The abundance of gold in the Anti-Emperor’s tent both suggests how abysmal the Emperor himself is at creating prosperity for his people (all his money is wasted on wine, we might think) and also how leaders selfishly hoard wealth for themselves. The Emperor’s guards seem unaware that the war was won through magic.
The Emperor enters with four princes. He is overjoyed that his army has won, regardless of the means. He gives high titles to the princes—Arch-Marshal, Arch-Cupbearer, and the like—and he grants them, along with the Chancellor-Archbishop (who enters during these proceedings), fine estates and authority subordinate only to his own. The four secular princes exit.
The Emperor misguidedly promotes all the advisers who celebrated when the paper money was fatally circulated. These men have bad judgment, and yet they only continue to rise in power. No real recovery for the Emperor’s realm seems likely.

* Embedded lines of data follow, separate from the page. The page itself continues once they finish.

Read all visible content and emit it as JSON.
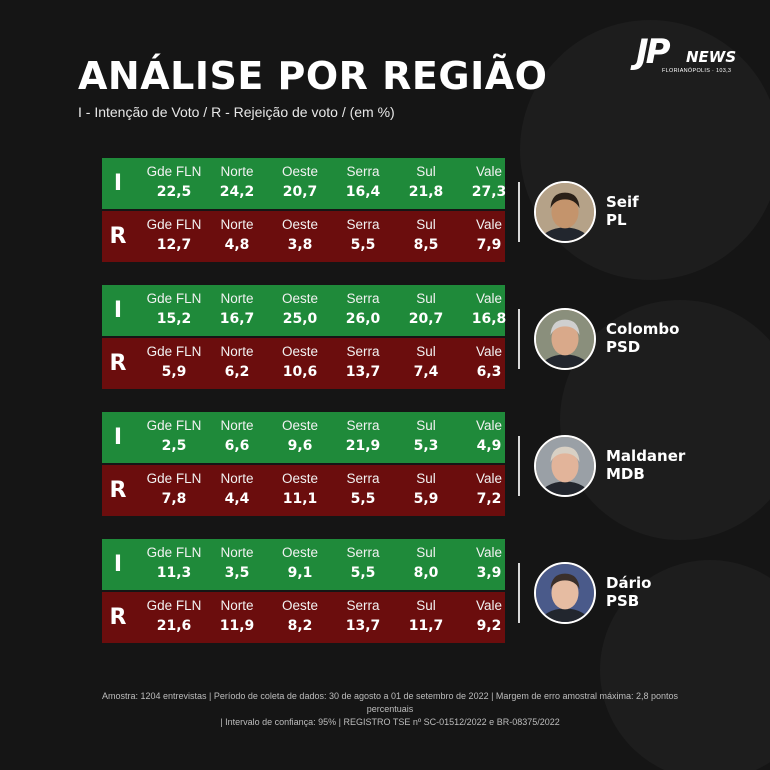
{
  "header": {
    "title": "ANÁLISE POR REGIÃO",
    "subtitle": "I - Intenção de Voto / R - Rejeição de voto / (em %)"
  },
  "logo": {
    "mark": "JP",
    "news": "NEWS",
    "city": "FLORIANÓPOLIS · 103,3"
  },
  "colors": {
    "intention_row": "#1f8a3a",
    "rejection_row": "#6b0d0d",
    "background": "#151515"
  },
  "chart_data": {
    "type": "table",
    "regions": [
      "Gde FLN",
      "Norte",
      "Oeste",
      "Serra",
      "Sul",
      "Vale"
    ],
    "row_letters": {
      "intention": "I",
      "rejection": "R"
    },
    "candidates": [
      {
        "name": "Seif",
        "party": "PL",
        "intention": [
          "22,5",
          "24,2",
          "20,7",
          "16,4",
          "21,8",
          "27,3"
        ],
        "rejection": [
          "12,7",
          "4,8",
          "3,8",
          "5,5",
          "8,5",
          "7,9"
        ]
      },
      {
        "name": "Colombo",
        "party": "PSD",
        "intention": [
          "15,2",
          "16,7",
          "25,0",
          "26,0",
          "20,7",
          "16,8"
        ],
        "rejection": [
          "5,9",
          "6,2",
          "10,6",
          "13,7",
          "7,4",
          "6,3"
        ]
      },
      {
        "name": "Maldaner",
        "party": "MDB",
        "intention": [
          "2,5",
          "6,6",
          "9,6",
          "21,9",
          "5,3",
          "4,9"
        ],
        "rejection": [
          "7,8",
          "4,4",
          "11,1",
          "5,5",
          "5,9",
          "7,2"
        ]
      },
      {
        "name": "Dário",
        "party": "PSB",
        "intention": [
          "11,3",
          "3,5",
          "9,1",
          "5,5",
          "8,0",
          "3,9"
        ],
        "rejection": [
          "21,6",
          "11,9",
          "8,2",
          "13,7",
          "11,7",
          "9,2"
        ]
      }
    ]
  },
  "footer": {
    "line1": "Amostra: 1204 entrevistas | Período de coleta de dados: 30 de agosto a 01 de setembro de 2022 | Margem de erro amostral máxima: 2,8 pontos percentuais",
    "line2": "| Intervalo de confiança: 95% | REGISTRO TSE nº SC-01512/2022 e BR-08375/2022"
  }
}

The Chancellor-Archbishop remains. He is gravely concerned that the Emperor conspired with Satan to achieve his magical victory, and worries that the Pope will consequently destroy the Emperor’s sinful realm. The Emperor says he will do anything to repent, and the Archbishop tells him to build a great cathedral and also to give gold to the Church, as well as donating building materials and laborers. The Emperor consents, and in his capacity as Chancellor his subordinate tells him that he’ll settle the details.
The Chancellor-Archbishop speaks as though he were a pious critic of the Emperor’s Satanic alliance, but he is actually interested in consolidating his power and that of the Church as much as possible, going so far as to take advantage of a bloody crisis to do so. This is unchristian conduct in the extreme.
Finally, the Chancellor-Archbishop reminds the Emperor that he granted Faust the Empire’s coasts to rule as a feudal lord. The Archbishop demands for the Church the tithes, rents, dues, and taxes from this land as well. The Emperor responds with annoyance that this land doesn’t even exist yet, since it’s only high sea still. The Chancellor-Archbishop nonetheless insists, then exits. Alone, the Emperor sighs that, at this rate, he’ll soon have signed his entire realm away.
It is ironic that to secure power over his kingdom, the Emperor gives most of it away and subjects what remains to exorbitant taxation. He sighs that he has signed his realm away, overlooking the much more important fact that he has totally failed the people he governs.